All access to the Crystal CMS control panel is secure. The SSL certificate we use to protect your data (and ours) is a RapidSSL 128 / 256 bit single root SSL certificate. RapidSSL.com owns the root used to issue RapidSSL certificates making it a stable SSL offering. RapidSSL is present in the IE 5.01+, Netscape 4.7+ and Mozilla 1+ browsers and many other new Windows and Mac based browsers and it includes a $10,000 warranty.
Please feel free to visit RapidSSL online to read more about their SSL certificates. We also have an FAQ on SSL below:
What is SSL?
What is a RapidSSL Certificate?
What is a Single Root SSL Certificate?
Can I see which Certification Authorities have their own Trusted CA root present in browsers?
What is SSL?
The SSL (and TLS) protocol is the Web standard for encrypting communications between users and SSL (secure sockets layer) e-commerce sites. Data sent via an SSL connection is protected by encryption, a mechanism that prevents eavesdropping and tampering with any transmitted data. SSL provides businesses and consumers with the confidence that private data sent to a Web site, such as credit card numbers, are kept confidential. Web server certificates (also known as secure server certificates or SSL certificates) are required to initialize an SSL session.
Customers know when they have an SSL session with a website when their browser displays the little gold padlock and the address bar begins with a https rather than http. SSL certificates can be used on webservers for Internet security and mailservers such as imap, pop3 and smtp for mail collection / sending security.
What is a RapidSSL Certificate?
RapidSSL Certificates uniquely enable businesses to obtain low cost 1+ year fully functional single root trusted SSL certificates and are ideal for websites conducting lite levels of ecommerce. RapidSSL.com owns the root used to issue the certificates, making RapidSSL both stable and far easier to install than a chained root install certificate.
RapidSSL lowers the barrier of entry for companies that want single root SSL security by providing immediately issued certificates at the lowest cost available.
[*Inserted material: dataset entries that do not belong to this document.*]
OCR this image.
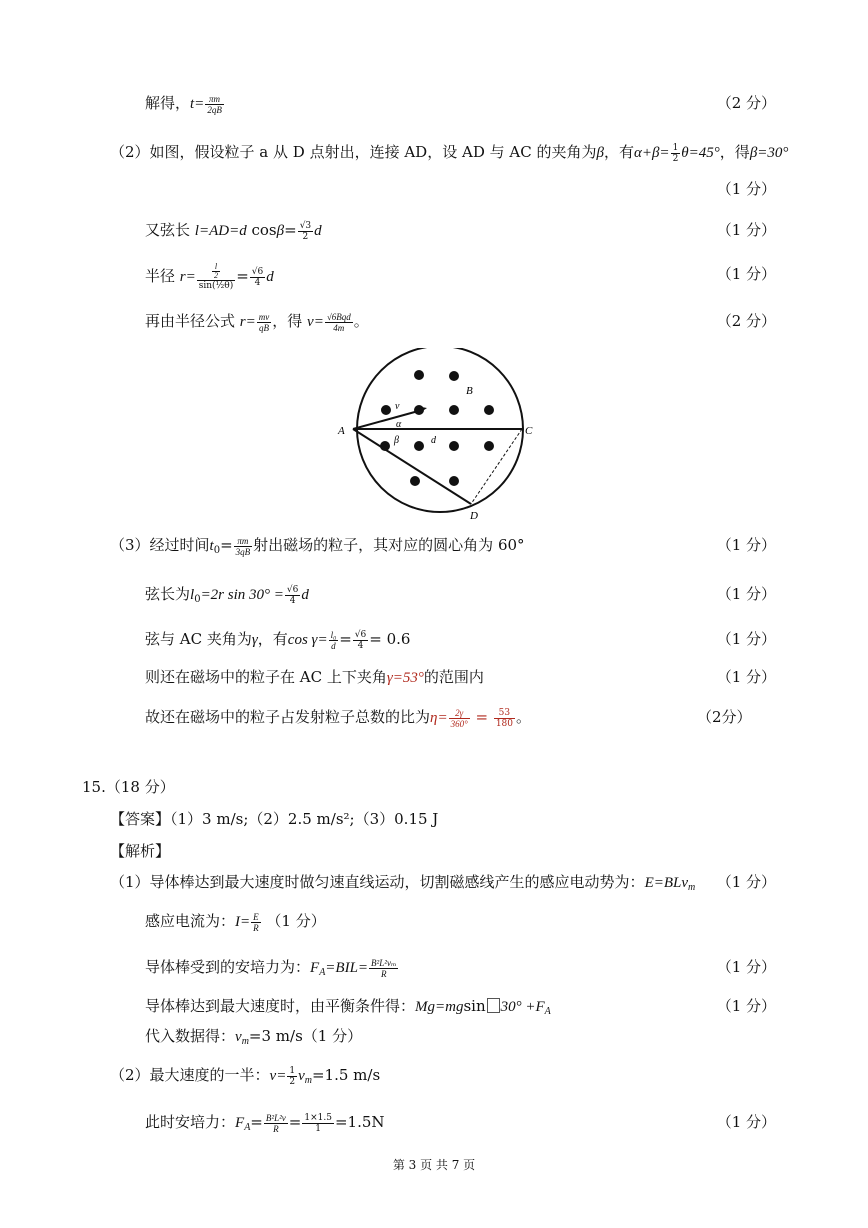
解得，$t= \frac{\pi m}{2qB}$	（2 分）
（2）如图，假设粒子 a 从 D 点射出，连接 AD，设 AD 与 AC 的夹角为β，有$\alpha+\beta= \frac{1}{2} \theta=45^\circ$，得β=30°
（1 分）
又弦长 l=AD=d $\cos\beta= \frac{√3}{2}$ d	（1 分）
半径 $r= \frac{\frac{l}{2}}{\text{sin(½θ)}} = \frac{√6}{4}$ d	（1 分）
再由半径公式 $r= \frac{mv}{qB}$ ，得 $v= \frac{\text{√6Bqd}}{4m}$ 。	（2 分）
A	C
D
B
v
α
β	d
（3）经过时间$t_0= \frac{\pi m}{3qB}$ 射出磁场的粒子，其对应的圆心角为 60°	（1 分）
弦长为$l_0=2r$ $\sin 30^\circ = \frac{√6}{4}$ d	（1 分）
弦与 AC 夹角为γ，有$\cos \gamma= \frac{\text{l₀}}{d} = \frac{√6}{4} = 0.6$	（1 分）
则还在磁场中的粒子在 AC 上下夹角γ=53°的范围内	（1 分）
故还在磁场中的粒子占发射粒子总数的比为$\eta= \frac{2\gamma}{360^\circ} = \frac{53}{180}$ 。	（2分）
15.（18 分）
【答案】（1）3 m/s;（2）2.5 m/s²;（3）0.15 J
【解析】
（1）导体棒达到最大速度时做匀速直线运动，切割磁感线产生的感应电动势为：E=BLv$_m$ （1 分）
感应电流为：$I= \frac{E}{R} (1$ 分）
导体棒受到的安培力为：$F_A=BIL= \frac{\text{B²L²vₘ}}{R}$	（1 分）
导体棒达到最大速度时，由平衡条件得：Mg=mgsin $30^\circ +F_A$	（1 分）
代入数据得：$v_m=3$ m/s（1 分）
（2）最大速度的一半：$v= \frac{1}{2} v_m=1.5$ m/s
此时安培力：$F_A= \frac{\text{B²L²v}}{R} = \frac{1\times 1.5}{1} =1.5N$	（1 分）
第 3 页 共 7 页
What is a Single Root SSL Certificate?
When connecting to a webserver over SSL, the visitor's browser decides whether or not to trust the website's SSL certificate based on which Certification Authority has issued the actual SSL certificate. To determine this, the browser looks at its list of trusted issuing authorities - represented by a collection of Trusted Root CA certificates added into the browser by the browser vendor (such as Microsoft and Netscape).
Most SSL certificates are issued by CAs who own and use their own Trusted Root CA certificates, such as those issued by GeoTrust and RapidSSL.com. As GeoTrust and RapidSSL.com is known to browser vendors as a trusted issuing authority, its Trusted Root CA certificate has already been added to all popular browsers, and hence is already trusted. These SSL certificates are known as "single root" SSL certificates. RapidSSL.com, a subsidiary of GeoTrust, owns the Equifax root used to issue its certificates.
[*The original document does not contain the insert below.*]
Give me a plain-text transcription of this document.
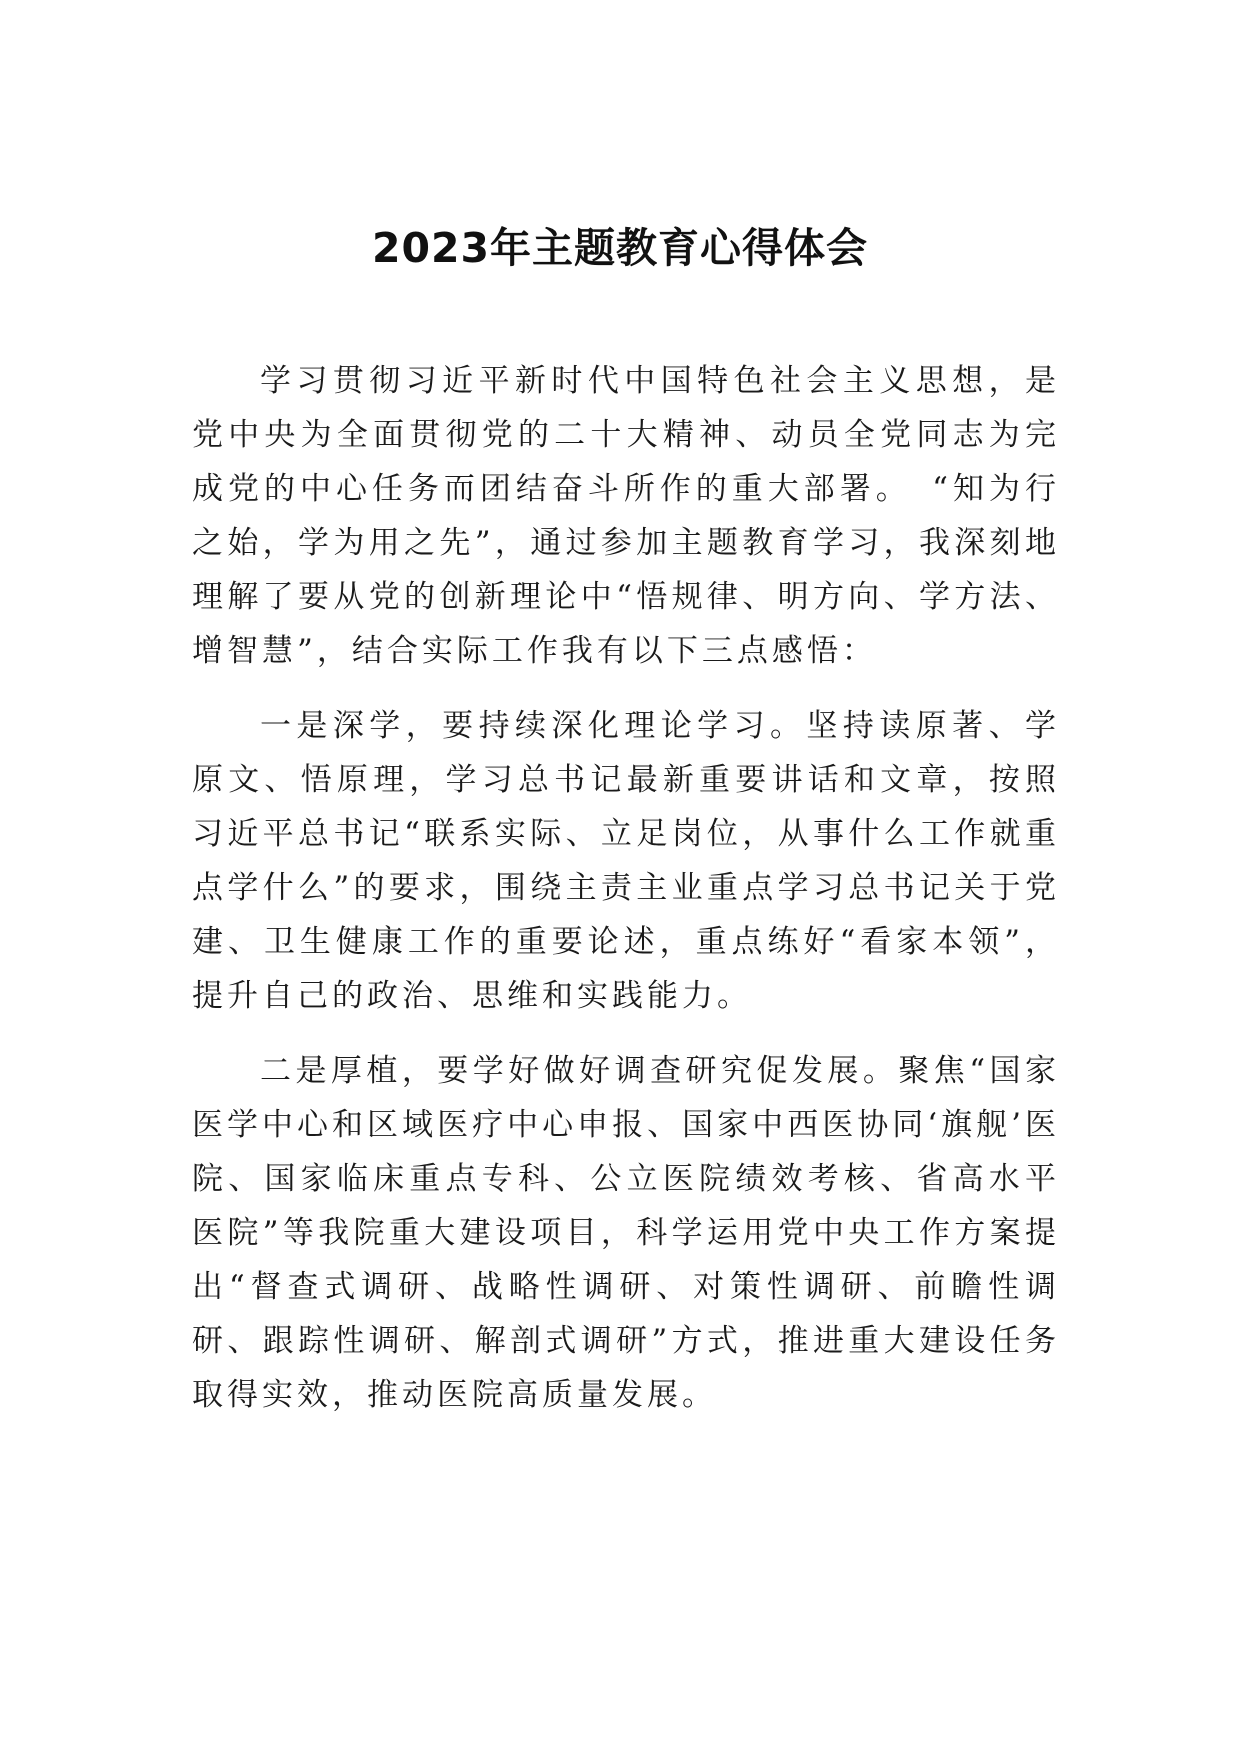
2023年主题教育心得体会

学习贯彻习近平新时代中国特色社会主义思想，是党中央为全面贯彻党的二十大精神、动员全党同志为完成党的中心任务而团结奋斗所作的重大部署。　“知为行之始，学为用之先”，通过参加主题教育学习，我深刻地理解了要从党的创新理论中“悟规律、明方向、学方法、增智慧”，结合实际工作我有以下三点感悟：

一是深学，要持续深化理论学习。坚持读原著、学原文、悟原理，学习总书记最新重要讲话和文章，按照习近平总书记“联系实际、立足岗位，从事什么工作就重点学什么”的要求，围绕主责主业重点学习总书记关于党建、卫生健康工作的重要论述，重点练好“看家本领”，提升自己的政治、思维和实践能力。

二是厚植，要学好做好调查研究促发展。聚焦“国家医学中心和区域医疗中心申报、国家中西医协同‘旗舰’医院、国家临床重点专科、公立医院绩效考核、省高水平医院”等我院重大建设项目，科学运用党中央工作方案提出“督查式调研、战略性调研、对策性调研、前瞻性调研、跟踪性调研、解剖式调研”方式，推进重大建设任务取得实效，推动医院高质量发展。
Some Certification Authorities do not have a Trusted Root CA certificate present in browsers, or do not use the root they do own, and use a "chained root" in order for their SSL certificates to be trusted - essentially a CA with a Trusted Root CA certificate issues a "chained" certificate which "inherits" the browser recognition of the Trusted Root CA. These SSL certificates are known as "chained root" SSL certificates.
Installation of chained root certificates are more complex and some web servers and applications are not compatible with chained root certificates.
For a Certification Authority to have and use its own Trusted Root CA certificate already present in browsers is a clear sign that they are long-time, stable and credible organizations who have long term relationships with the browser vendors (such as Microsoft and Netscape) for the inclusion of their Trusted Root CA certificates. For this reason, such CAs are seen as being considerably more credible and stable than chained root certificate providers who do not have a direct relationship with the browser vendors, or do not use their own root certificates to issue SSL certificates.
Can I see which Certification Authorities have their own Trusted CA root present in browsers?
Yes. Your browser contains a Trusted CA root certificate store. You can access this by opening Internet Explorer, then go to Tools, select Internet Options, select the Content tab, click Certificates, select the Trusted Root Certification Authorities tab. You will then see a dialog box presenting a list of all Certification Authorities who own their own Trusted CA roots (you can examine the root certificate by double clicking it):
GeoTrust owns the Equifax root (Equifax Digital Certificate services became GeoTrust in 2001).
RapidSSL.com's RapidSSL product owns its own root. RapidSSL.com uses a different Equifax root.